We would like to create a feed - potentially an EventStream (https://wikitech.wikimedia.org/wiki/EventStreams) - which provides a feed of all additions and removals of external links on Wikimedia projects.
Investigation of the history of external links on Wikimedia sites is currently only possible through a view of which links are present at the time a query is made. No information is collected on when links were added, who added them, or how the number of external links to a domain varies with time. This presents a number of difficulties for community members and WMF teams who would benefit from such data.
For the first stage of this, we should have a feed which posts an event when:
- An edit is made which adds a URL
- An edit is made which removes a URL
- A page containing one or more URLs is created
- A page containing one or more URLs is deleted
Each event should definitely contain:
- Information on whether the URL was added or removed*
- The URL which was modified
- Timestamp
- Recent changes ID (see open question below)
*A modified URL would naturally log both an addition and a removal
Open questions
- Would we have one event per edit, containing lists of URLs added/removed in this edit, or one event per URL, such that there are multiple events for the same edit?
- Do the above definitions make any sense for Wikidata?
- Should each event additionally contain all the same information as the recentchanges feed (e.g. username, edit summary, namespace - https://www.mediawiki.org/wiki/Manual:RCFeed), or should we just include the recentchanges ID for post-processing?

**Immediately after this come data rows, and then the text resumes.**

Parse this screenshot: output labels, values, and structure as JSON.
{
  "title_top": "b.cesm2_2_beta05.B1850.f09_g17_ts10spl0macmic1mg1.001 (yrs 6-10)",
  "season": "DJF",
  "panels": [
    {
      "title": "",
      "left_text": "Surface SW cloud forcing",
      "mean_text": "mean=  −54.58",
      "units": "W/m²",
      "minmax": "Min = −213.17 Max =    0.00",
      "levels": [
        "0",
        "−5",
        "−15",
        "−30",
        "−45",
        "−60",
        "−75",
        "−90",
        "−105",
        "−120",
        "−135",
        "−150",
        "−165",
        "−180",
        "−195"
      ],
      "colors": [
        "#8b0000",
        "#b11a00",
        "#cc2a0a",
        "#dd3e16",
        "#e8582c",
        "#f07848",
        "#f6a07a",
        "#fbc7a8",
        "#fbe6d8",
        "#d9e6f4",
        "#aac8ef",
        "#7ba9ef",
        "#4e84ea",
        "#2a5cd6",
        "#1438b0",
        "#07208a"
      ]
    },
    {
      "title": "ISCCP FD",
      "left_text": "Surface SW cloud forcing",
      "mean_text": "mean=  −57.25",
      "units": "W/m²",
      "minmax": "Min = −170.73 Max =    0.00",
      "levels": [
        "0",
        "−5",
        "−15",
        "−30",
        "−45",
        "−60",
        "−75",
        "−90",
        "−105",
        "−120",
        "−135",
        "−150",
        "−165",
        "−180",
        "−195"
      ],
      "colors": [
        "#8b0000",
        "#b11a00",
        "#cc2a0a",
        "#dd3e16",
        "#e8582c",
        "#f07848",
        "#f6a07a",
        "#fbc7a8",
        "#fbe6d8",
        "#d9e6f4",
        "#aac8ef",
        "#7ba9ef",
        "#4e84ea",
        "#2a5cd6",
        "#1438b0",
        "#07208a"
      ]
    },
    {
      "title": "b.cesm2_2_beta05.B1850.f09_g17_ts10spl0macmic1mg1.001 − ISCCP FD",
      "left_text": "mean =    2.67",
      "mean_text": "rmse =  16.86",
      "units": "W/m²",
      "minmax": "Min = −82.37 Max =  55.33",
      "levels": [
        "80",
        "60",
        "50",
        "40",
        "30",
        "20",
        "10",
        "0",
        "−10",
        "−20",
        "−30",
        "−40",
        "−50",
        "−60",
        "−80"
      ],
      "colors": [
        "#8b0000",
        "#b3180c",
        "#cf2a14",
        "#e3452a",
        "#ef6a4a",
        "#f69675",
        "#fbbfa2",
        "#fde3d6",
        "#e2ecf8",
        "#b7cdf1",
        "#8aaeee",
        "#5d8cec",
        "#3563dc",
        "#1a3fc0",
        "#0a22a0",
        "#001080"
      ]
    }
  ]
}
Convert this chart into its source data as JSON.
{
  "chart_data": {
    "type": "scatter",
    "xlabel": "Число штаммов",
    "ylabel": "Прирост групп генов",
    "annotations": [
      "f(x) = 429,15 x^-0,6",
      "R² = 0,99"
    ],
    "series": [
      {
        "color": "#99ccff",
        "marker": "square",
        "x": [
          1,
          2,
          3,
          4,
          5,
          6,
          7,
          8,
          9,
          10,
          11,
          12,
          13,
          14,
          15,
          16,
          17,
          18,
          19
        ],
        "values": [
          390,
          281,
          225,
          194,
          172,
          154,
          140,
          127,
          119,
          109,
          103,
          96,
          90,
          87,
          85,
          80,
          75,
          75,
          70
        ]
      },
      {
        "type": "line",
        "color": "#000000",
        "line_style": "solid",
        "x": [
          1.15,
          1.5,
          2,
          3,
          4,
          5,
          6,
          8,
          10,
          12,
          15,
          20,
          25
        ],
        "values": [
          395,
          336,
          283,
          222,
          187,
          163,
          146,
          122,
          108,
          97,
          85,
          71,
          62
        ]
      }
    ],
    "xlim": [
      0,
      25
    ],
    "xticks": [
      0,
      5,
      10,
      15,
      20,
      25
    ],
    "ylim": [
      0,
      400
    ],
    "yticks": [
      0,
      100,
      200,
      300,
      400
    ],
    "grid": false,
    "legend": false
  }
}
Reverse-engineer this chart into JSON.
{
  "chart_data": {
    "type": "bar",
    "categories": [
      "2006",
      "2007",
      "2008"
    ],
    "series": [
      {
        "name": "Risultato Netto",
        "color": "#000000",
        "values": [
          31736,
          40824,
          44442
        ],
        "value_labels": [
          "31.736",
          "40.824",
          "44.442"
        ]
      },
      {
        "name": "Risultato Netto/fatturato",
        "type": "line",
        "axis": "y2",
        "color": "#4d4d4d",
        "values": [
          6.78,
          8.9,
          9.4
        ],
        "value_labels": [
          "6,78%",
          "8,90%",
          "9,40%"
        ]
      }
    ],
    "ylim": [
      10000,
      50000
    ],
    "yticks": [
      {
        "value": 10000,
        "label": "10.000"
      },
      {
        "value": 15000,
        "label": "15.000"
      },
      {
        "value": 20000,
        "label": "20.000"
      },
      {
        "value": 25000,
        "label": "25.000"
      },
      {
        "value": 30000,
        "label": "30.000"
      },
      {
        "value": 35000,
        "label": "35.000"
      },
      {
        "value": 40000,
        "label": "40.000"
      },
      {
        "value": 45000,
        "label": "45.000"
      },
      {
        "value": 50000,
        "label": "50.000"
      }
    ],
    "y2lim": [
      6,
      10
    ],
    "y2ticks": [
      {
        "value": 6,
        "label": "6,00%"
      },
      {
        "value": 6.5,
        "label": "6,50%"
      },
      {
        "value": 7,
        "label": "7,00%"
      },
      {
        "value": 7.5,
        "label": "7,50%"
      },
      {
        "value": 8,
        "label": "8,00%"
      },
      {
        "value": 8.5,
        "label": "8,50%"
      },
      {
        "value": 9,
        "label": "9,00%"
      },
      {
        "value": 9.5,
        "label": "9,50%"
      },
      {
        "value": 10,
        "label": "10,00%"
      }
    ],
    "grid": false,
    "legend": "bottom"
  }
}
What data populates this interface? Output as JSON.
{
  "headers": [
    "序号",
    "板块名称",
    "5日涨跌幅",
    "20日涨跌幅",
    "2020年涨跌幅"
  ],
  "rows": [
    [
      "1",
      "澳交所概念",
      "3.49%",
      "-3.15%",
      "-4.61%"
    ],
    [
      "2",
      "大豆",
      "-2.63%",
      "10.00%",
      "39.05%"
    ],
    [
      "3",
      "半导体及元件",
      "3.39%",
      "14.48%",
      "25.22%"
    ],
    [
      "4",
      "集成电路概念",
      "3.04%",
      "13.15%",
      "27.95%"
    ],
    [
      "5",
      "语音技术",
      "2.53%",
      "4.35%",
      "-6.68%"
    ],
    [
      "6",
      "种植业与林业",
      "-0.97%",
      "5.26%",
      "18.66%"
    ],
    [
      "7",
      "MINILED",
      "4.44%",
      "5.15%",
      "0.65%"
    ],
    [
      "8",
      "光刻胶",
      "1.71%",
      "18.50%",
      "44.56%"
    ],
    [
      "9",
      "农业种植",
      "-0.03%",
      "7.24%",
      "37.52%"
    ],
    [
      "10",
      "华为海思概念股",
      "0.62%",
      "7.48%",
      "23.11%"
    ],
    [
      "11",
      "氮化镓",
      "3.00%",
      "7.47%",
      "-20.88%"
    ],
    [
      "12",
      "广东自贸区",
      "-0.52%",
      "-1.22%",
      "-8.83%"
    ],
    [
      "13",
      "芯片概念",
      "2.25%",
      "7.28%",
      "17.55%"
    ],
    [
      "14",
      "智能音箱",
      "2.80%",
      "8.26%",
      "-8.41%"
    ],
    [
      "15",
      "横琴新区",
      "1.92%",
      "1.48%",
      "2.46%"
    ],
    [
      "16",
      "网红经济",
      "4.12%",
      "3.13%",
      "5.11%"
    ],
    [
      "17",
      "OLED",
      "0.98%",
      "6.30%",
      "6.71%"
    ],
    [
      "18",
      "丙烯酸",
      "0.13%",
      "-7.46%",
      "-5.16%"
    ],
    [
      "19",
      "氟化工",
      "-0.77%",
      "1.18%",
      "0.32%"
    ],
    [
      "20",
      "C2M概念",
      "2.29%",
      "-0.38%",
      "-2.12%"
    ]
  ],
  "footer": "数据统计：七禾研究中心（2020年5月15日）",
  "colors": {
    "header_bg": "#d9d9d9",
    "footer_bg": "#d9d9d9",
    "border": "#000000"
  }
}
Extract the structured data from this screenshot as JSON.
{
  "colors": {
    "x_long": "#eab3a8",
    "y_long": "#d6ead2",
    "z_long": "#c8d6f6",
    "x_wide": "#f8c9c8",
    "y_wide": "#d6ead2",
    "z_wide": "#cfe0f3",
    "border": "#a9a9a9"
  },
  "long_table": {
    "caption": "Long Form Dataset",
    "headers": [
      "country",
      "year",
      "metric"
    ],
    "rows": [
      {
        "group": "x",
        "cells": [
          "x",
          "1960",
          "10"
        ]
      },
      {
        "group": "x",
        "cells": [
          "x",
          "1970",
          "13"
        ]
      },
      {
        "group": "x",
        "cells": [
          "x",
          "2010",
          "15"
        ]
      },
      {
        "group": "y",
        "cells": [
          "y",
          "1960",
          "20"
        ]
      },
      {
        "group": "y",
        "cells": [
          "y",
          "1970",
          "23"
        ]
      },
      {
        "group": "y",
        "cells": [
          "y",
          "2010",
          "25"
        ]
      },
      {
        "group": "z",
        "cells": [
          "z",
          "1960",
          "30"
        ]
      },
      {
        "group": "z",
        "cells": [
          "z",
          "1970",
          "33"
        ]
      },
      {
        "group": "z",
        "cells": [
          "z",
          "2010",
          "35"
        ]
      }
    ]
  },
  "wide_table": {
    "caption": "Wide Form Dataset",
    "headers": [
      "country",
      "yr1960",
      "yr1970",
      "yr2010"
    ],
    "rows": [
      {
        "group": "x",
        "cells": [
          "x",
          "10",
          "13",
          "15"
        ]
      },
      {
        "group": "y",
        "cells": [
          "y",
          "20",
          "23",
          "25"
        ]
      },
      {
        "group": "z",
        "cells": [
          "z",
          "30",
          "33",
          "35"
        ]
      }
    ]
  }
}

- Are EventStreams stored in a database too, or is that a separate process? Is an EventStream sufficient for the use cases below, or do we also need a data store?
Use cases
For the Wikimedia community, the primary use case would be anti-spam efforts. When a user finds that spam links have been added to a particular page, they can currently turn to Special:LinkSearch or tools such as Hay’s Tool (http://tools.wmflabs.org/hay/exturl/index.php), which will show them where links are currently present on that Wikimedia project. They can then investigate the histories of each page containing the domain to track down which user added the link. If any links have already been removed from other pages, they will remain invisible to the user, along with links placed on other Wikimedia projects. A tool which could present the editor with a list of links added to Wikimedia projects and the user adding them would be extremely beneficial and time saving.
This data is also extremely valuable to the GLAM and Wikipedia Library teams at the WMF. One of the primary metrics by which TWL can measure the success of its publisher access donation program is the number of citations being added to Wikipedia by contributors who gained access to donated content. At present, the only data available to the team is the overall number of links present, manually collected and monitored over time, along with self-reporting surveys. This is a time consuming and inexact process. Access to data which could be used to track those citations more precisely would be invaluable. TWL partners are requesting reports on this data in order to evaluate continuing partnerships, and the TWL team need it to track their performance and value to the community.
Lastly, external partners such as the Internet Archive could make use of this feed to monitor links added to Wikimedia projects. In the case of IA, this would enable immediate archiving of every citation in conjunction with InternetArchiveBot (T199193).